Persons who have attained their preservation age and remain gainfully employed can commence a non-commutable income stream from their preserved superannuation benefit, subject to specified conditions. These are referred to as Transition to Retirement Pensions (TRPs). 

Tracking down your lost super


A superannuation fund or RSA that meets the standards of the Superannuation Industry (Supervision) (SIS) Act 1993 and chooses to be regulated under that legislation is classed as a complying fund and receives concessional tax treatment.

Government Income Support

Superannuation investments in the accumulation phase are exempt assets for Government Income Support (GIS) until the fund member reaches age pension or service pension age.

From 1 July 2009 income (salary) sacrificed into superannuation by people under age pension age is counted as assessable income for all GIS payments of the person or their partner, as applicable.


Superannuation investments receive taxation and GIS concessions.

Prior to 1 July 2013 accounts with balances less than $1,000 could not be eroded by fees. Following the introduction of ‘MySuper’ accounts this protection ceased. Consolidation of super accounts and use of MySuper or other low cost accounts should be considered particularly for disengaged or value conscious members.

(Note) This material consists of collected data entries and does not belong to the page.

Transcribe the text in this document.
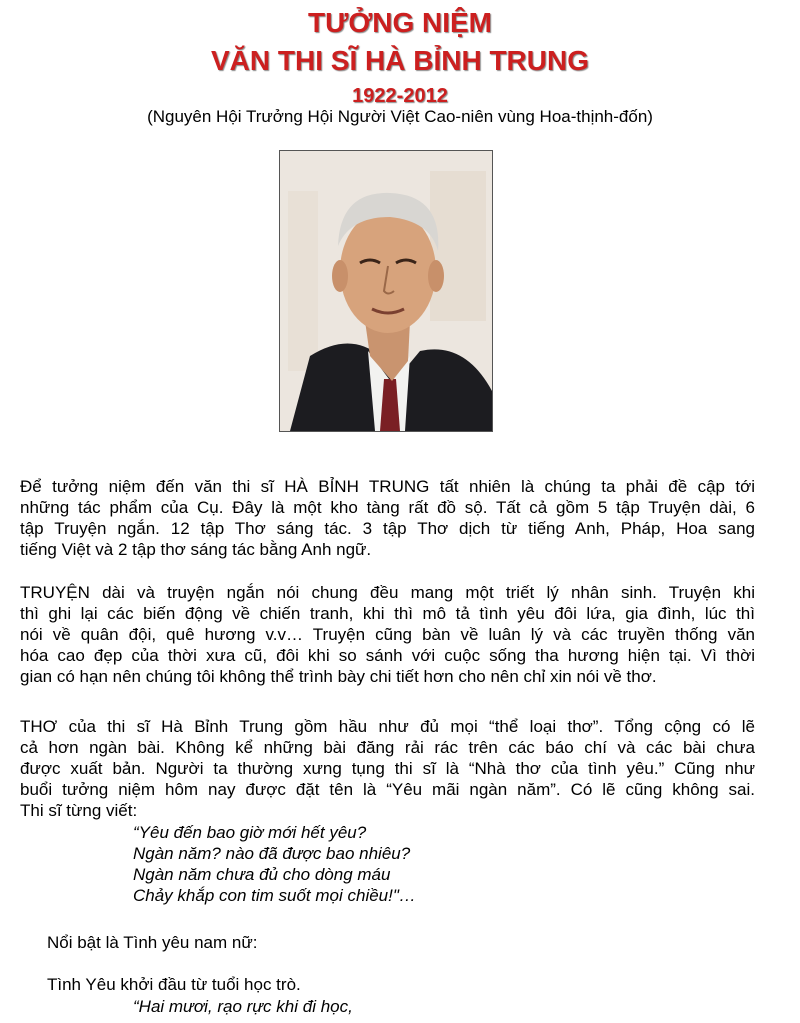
TƯỞNG NIỆM
VĂN THI SĨ HÀ BỈNH TRUNG
1922-2012
(Nguyên Hội Trưởng Hội Người Việt Cao-niên vùng Hoa-thịnh-đốn)
Để tưởng niệm đến văn thi sĩ HÀ BỈNH TRUNG tất nhiên là chúng ta phải đề cập tới
những tác phẩm của Cụ. Đây là một kho tàng rất đồ sộ. Tất cả gồm 5 tập Truyện dài, 6
tập Truyện ngắn. 12 tập Thơ sáng tác. 3 tập Thơ dịch từ tiếng Anh, Pháp, Hoa sang
tiếng Việt và 2 tập thơ sáng tác bằng Anh ngữ.
TRUYỆN dài và truyện ngắn nói chung đều mang một triết lý nhân sinh. Truyện khi
thì ghi lại các biến động về chiến tranh, khi thì mô tả tình yêu đôi lứa, gia đình, lúc thì
nói về quân đội, quê hương v.v… Truyện cũng bàn về luân lý và các truyền thống văn
hóa cao đẹp của thời xưa cũ, đôi khi so sánh với cuộc sống tha hương hiện tại. Vì thời
gian có hạn nên chúng tôi không thể trình bày chi tiết hơn cho nên chỉ xin nói về thơ.
THƠ của thi sĩ Hà Bỉnh Trung gồm hầu như đủ mọi “thể loại thơ”. Tổng cộng có lẽ
cả hơn ngàn bài. Không kể những bài đăng rải rác trên các báo chí và các bài chưa
được xuất bản. Người ta thường xưng tụng thi sĩ là “Nhà thơ của tình yêu.” Cũng như
buổi tưởng niệm hôm nay được đặt tên là “Yêu mãi ngàn năm”. Có lẽ cũng không sai.
Thi sĩ từng viết:
“Yêu đến bao giờ mới hết yêu?
Ngàn năm? nào đã được bao nhiêu?
Ngàn năm chưa đủ cho dòng máu
Chảy khắp con tim suốt mọi chiều!"…
Nổi bật là Tình yêu nam nữ:
Tình Yêu khởi đầu từ tuổi học trò.
“Hai mươi, rạo rực khi đi học,
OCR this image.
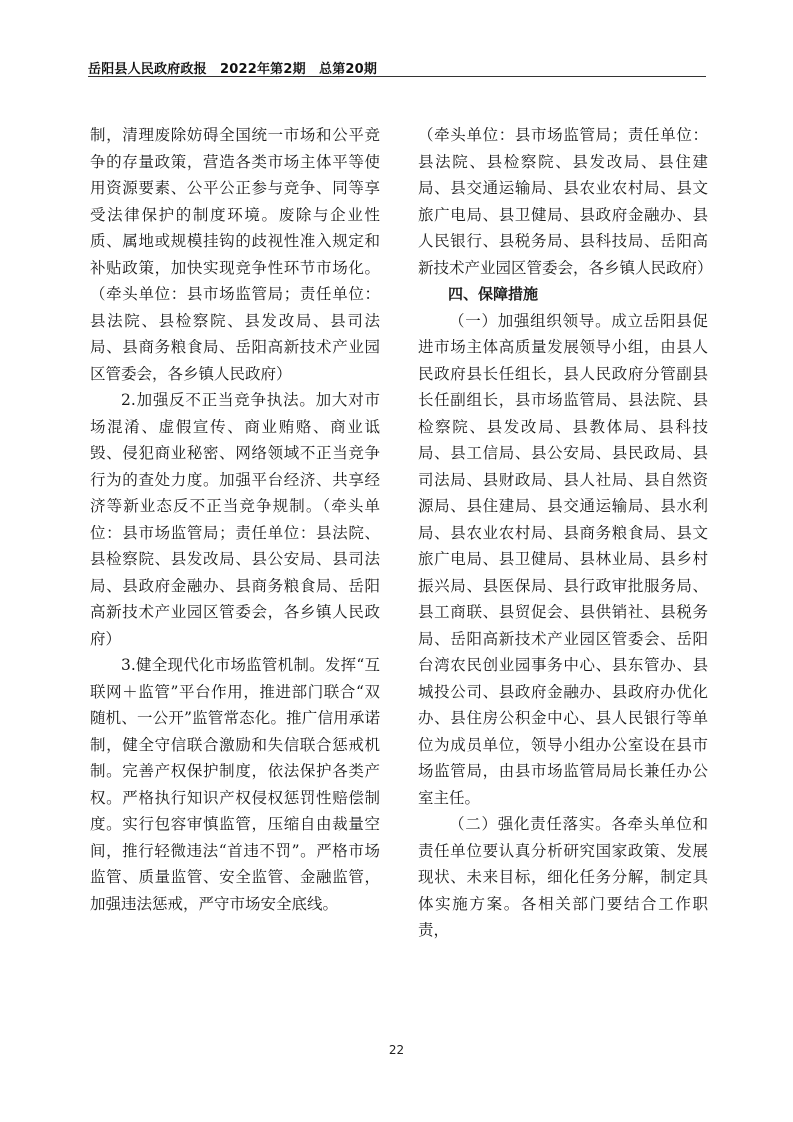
岳阳县人民政府政报　2022年第2期　总第20期

制，清理废除妨碍全国统一市场和公平竞争的存量政策，营造各类市场主体平等使用资源要素、公平公正参与竞争、同等享受法律保护的制度环境。废除与企业性质、属地或规模挂钩的歧视性准入规定和补贴政策，加快实现竞争性环节市场化。（牵头单位：县市场监管局；责任单位：县法院、县检察院、县发改局、县司法局、县商务粮食局、岳阳高新技术产业园区管委会，各乡镇人民政府）

2.加强反不正当竞争执法。加大对市场混淆、虚假宣传、商业贿赂、商业诋毁、侵犯商业秘密、网络领域不正当竞争行为的查处力度。加强平台经济、共享经济等新业态反不正当竞争规制。（牵头单位：县市场监管局；责任单位：县法院、县检察院、县发改局、县公安局、县司法局、县政府金融办、县商务粮食局、岳阳高新技术产业园区管委会，各乡镇人民政府）

3.健全现代化市场监管机制。发挥“互联网＋监管”平台作用，推进部门联合“双随机、一公开”监管常态化。推广信用承诺制，健全守信联合激励和失信联合惩戒机制。完善产权保护制度，依法保护各类产权。严格执行知识产权侵权惩罚性赔偿制度。实行包容审慎监管，压缩自由裁量空间，推行轻微违法“首违不罚”。严格市场监管、质量监管、安全监管、金融监管，加强违法惩戒，严守市场安全底线。

（牵头单位：县市场监管局；责任单位：县法院、县检察院、县发改局、县住建局、县交通运输局、县农业农村局、县文旅广电局、县卫健局、县政府金融办、县人民银行、县税务局、县科技局、岳阳高新技术产业园区管委会，各乡镇人民政府）

四、保障措施

（一）加强组织领导。成立岳阳县促进市场主体高质量发展领导小组，由县人民政府县长任组长，县人民政府分管副县长任副组长，县市场监管局、县法院、县检察院、县发改局、县教体局、县科技局、县工信局、县公安局、县民政局、县司法局、县财政局、县人社局、县自然资源局、县住建局、县交通运输局、县水利局、县农业农村局、县商务粮食局、县文旅广电局、县卫健局、县林业局、县乡村振兴局、县医保局、县行政审批服务局、县工商联、县贸促会、县供销社、县税务局、岳阳高新技术产业园区管委会、岳阳台湾农民创业园事务中心、县东管办、县城投公司、县政府金融办、县政府办优化办、县住房公积金中心、县人民银行等单位为成员单位，领导小组办公室设在县市场监管局，由县市场监管局局长兼任办公室主任。

（二）强化责任落实。各牵头单位和责任单位要认真分析研究国家政策、发展现状、未来目标，细化任务分解，制定具体实施方案。各相关部门要结合工作职责，

22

Superannuation is preserved (inaccessible as a lump sum) until a condition of release is satisfied. A transition to a retirement income stream/pension can be commenced after preservation age.

Investing with safety

Choice of investment options is important as superannuation providers may not guarantee the capital or earnings.

When approaching retirement the continued investment of a superannuation benefit should be planned. If the benefit is to be withdrawn in the near future, consolidation in an investment option with low volatility may be prudent to preserve retirement capital.

It is sensible not to hold all your capital in superannuation. Diversification over markets, products and time is also important.